|a_s1576_t86-255||WPA field recordings in Sebring (March-July 1940 recording expedition)||Sound||Fieldwork|
New Deal, 1933-1939
Public service employment
United States. Work Projects Administration
Old time music
WPA field recordings in Sebring (March-July 1940 recording expedition)
- One reel to reel. (Copied onto audio cassettes C90-37/38 in S 1576.) These recordings were created by FWP's folklore section between March and July 1940. A total of twenty-two 12-inch acetate records during that period. Included on this recording are fiddle music, and sining by a 101 year-old ex-slave (Lassiter) in Sebring. For more detailed information on the recordings, see S 1579, box 3, for copies of the original LOC indexes. The Works Progress Administration (WPA) – after 1939, the Works Projects Administration – was a work-relief program created in 1935 by the Roosevelt Administration that employed over 8.5 million people between 1935 and 1943. One of its programs was the Federal Writers Project (FWP), which included the Folklore Section. This section conducted fieldwork, recording songs, traditions, and stories across the nation. Originally created to gather material for the American Guide Series, but later emphasis was placed upon fieldwork for preservation of folk traditions for future use. In Florida, the FWP was based out of Jacksonville, and directed by historian Carita Doggett Corse. Folklorist Stetson Kennedy directed the Florida Folklife section. Seven recording expeditions were conducted in Florida. Two were conducted between 1935 and 1937, before the creation of the Florida Folklore Section: one by Alan Lomax and Zora Neale Hurston, and the other by John and Ruby Lomax. After 1939, five more were conducted by Florida’s FWP staff: Kennedy, Hurston, Robert Cook, Alton Morris, Corse, Robert Cornwell, John Filareton, and Herbert Halpert (of the Joint Committee on Folk Art’s Southern Recording Expedition.) Recording equipment was loaned to Florida’s WPA program by the Library of Congress’ Archive of the American Folk Song (later the American Folk Center).
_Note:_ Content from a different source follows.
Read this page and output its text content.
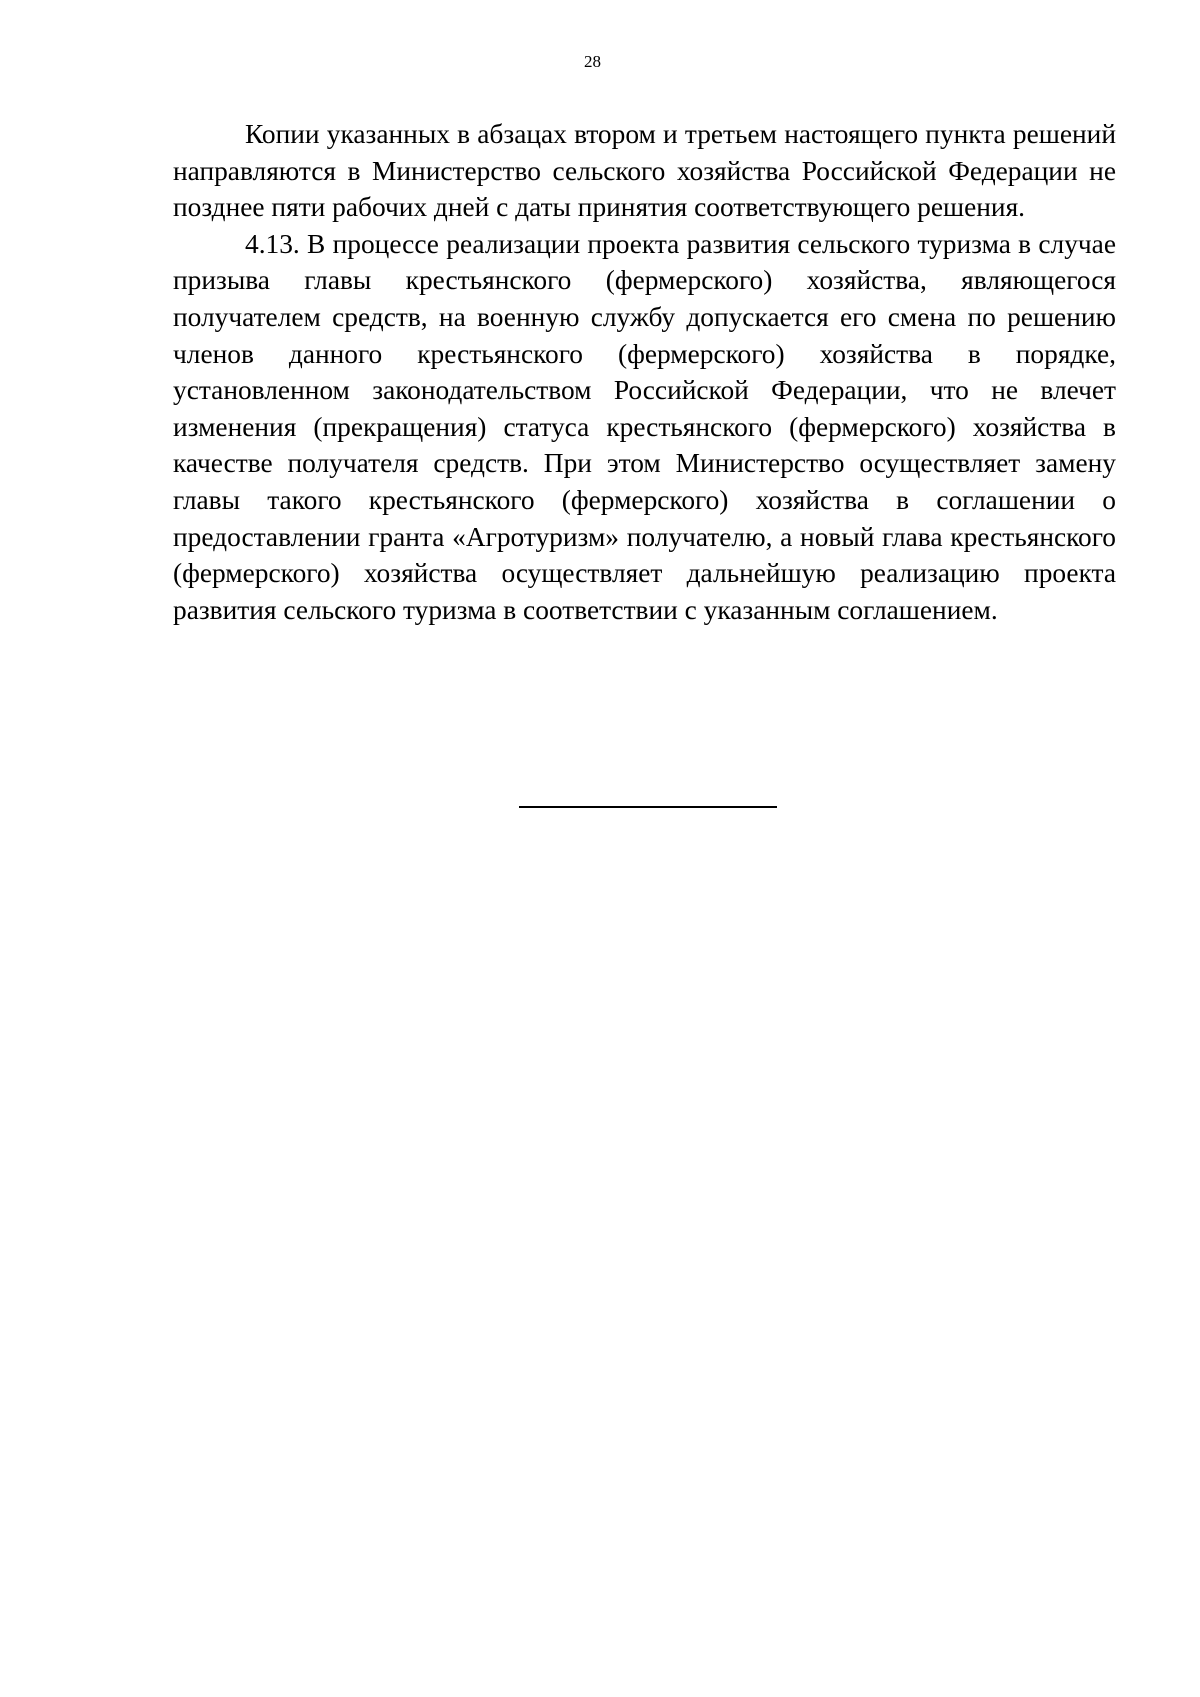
28

Копии указанных в абзацах втором и третьем настоящего пункта решений направляются в Министерство сельского хозяйства Российской Федерации не позднее пяти рабочих дней с даты принятия соответствующего решения.

4.13. В процессе реализации проекта развития сельского туризма в случае призыва главы крестьянского (фермерского) хозяйства, являющегося получателем средств, на военную службу допускается его смена по решению членов данного крестьянского (фермерского) хозяйства в порядке, установленном законодательством Российской Федерации, что не влечет изменения (прекращения) статуса крестьянского (фермерского) хозяйства в качестве получателя средств. При этом Министерство осуществляет замену главы такого крестьянского (фермерского) хозяйства в соглашении о предоставлении гранта «Агротуризм» получателю, а новый глава крестьянского (фермерского) хозяйства осуществляет дальнейшую реализацию проекта развития сельского туризма в соответствии с указанным соглашением.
The field recordings were made on acetate disks, usually recorded at 78 rpm (although occasionally at 33 rpm). Because these disks were shipped from Washington DC to Florida, then to the recording site, and then back to Washington, these disks often were not of the highest sonic quality. Several had surface scratches and many had various recording speeds. In 1986, the FFP staff made copies of many of these recordings onto reel to reels for inclusion to the Florida Folklife Archive. The originals are still housed with the Library of Congress.